Following another all-time high for the yellow metal last week at $2,223, the tail end of the week witnessed a moderate correction. There’s no denying that the yellow metal is exhibiting an uptrend and has been since pencilling in a bottom around the $1,614 area in late 2022. Knowing we have a clear uptrend in the longer term and are essentially void of any immediate resistance, some traders/investors could view the recent correction as a dip-buying opportunity, particularly if we revisit support at $2,147, visible on both the weekly and daily charts.

Slowing momentum

Despite the broader bullish signs, momentum to the upside may be in the process of fading. Take note of the Relative Strength Index (RSI) on the weekly and daily charts. Since early 2022, each time the weekly chart’s RSI entered space near overbought territory, a correction in the price of gold materialised (the smallest correction was in early January 2023, dropping nearly -8.0%).

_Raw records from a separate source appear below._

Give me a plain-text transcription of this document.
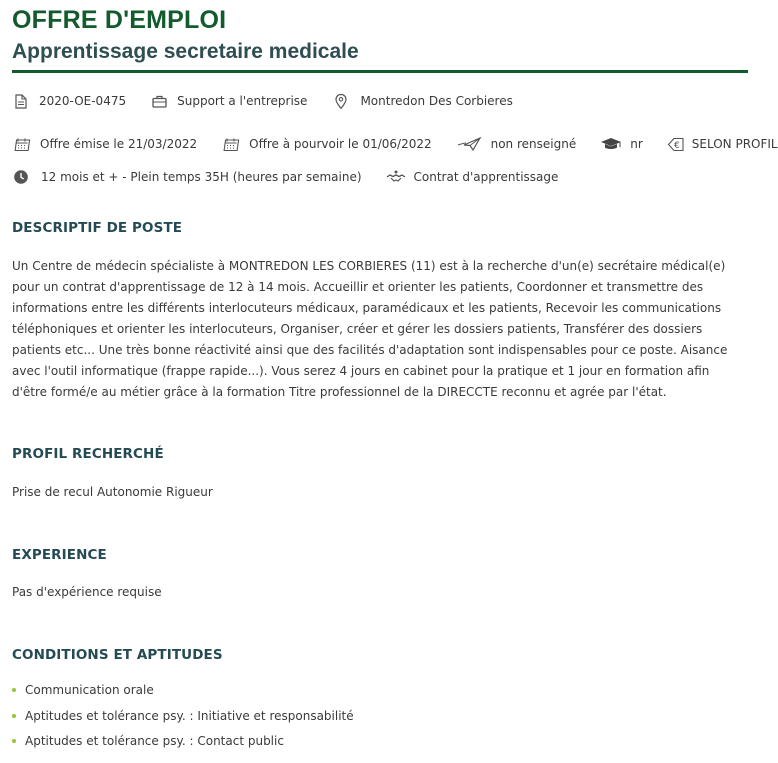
OFFRE D'EMPLOI
Apprentissage secretaire medicale
2020-OE-0475	Support a l'entreprise	Montredon Des Corbieres
Offre émise le 21/03/2022	Offre à pourvoir le 01/06/2022	non renseigné	nr	€ SELON PROFIL
12 mois et + - Plein temps 35H (heures par semaine)	Contrat d'apprentissage
DESCRIPTIF DE POSTE

Un Centre de médecin spécialiste à MONTREDON LES CORBIERES (11) est à la recherche d'un(e) secrétaire médical(e) pour un contrat d'apprentissage de 12 à 14 mois. Accueillir et orienter les patients, Coordonner et transmettre des informations entre les différents interlocuteurs médicaux, paramédicaux et les patients, Recevoir les communications téléphoniques et orienter les interlocuteurs, Organiser, créer et gérer les dossiers patients, Transférer des dossiers patients etc... Une très bonne réactivité ainsi que des facilités d'adaptation sont indispensables pour ce poste. Aisance avec l'outil informatique (frappe rapide...). Vous serez 4 jours en cabinet pour la pratique et 1 jour en formation afin d'être formé/e au métier grâce à la formation Titre professionnel de la DIRECCTE reconnu et agrée par l'état.

PROFIL RECHERCHÉ

Prise de recul Autonomie Rigueur

EXPERIENCE

Pas d'expérience requise

CONDITIONS ET APTITUDES
Communication orale
Aptitudes et tolérance psy. : Initiative et responsabilité
Aptitudes et tolérance psy. : Contact public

On top of this, we’re also seeing early signs of negative divergence on the daily chart’s RSI ahead of indicator resistance at 87.21, a level extended from as far back as August 2020. Therefore, does this, as well as the support at $2,147 already welcoming bids last week (and may potentially be weakened), place a bold question mark on the current support?

$2,147 support in view

So, with the above analysis on the table, dip-buyers from $2,147 are likely to exercise caution should the price challenge the level this week (technicians will possibly drill down to lower-timeframe price action and attempt to seek bullish setups off the level for additional confirmation, for example). A daily close under the barrier, however, could unearth a bearish scenario in the direction of support between a weekly level at $2,075 and daily support coming in from $2,088.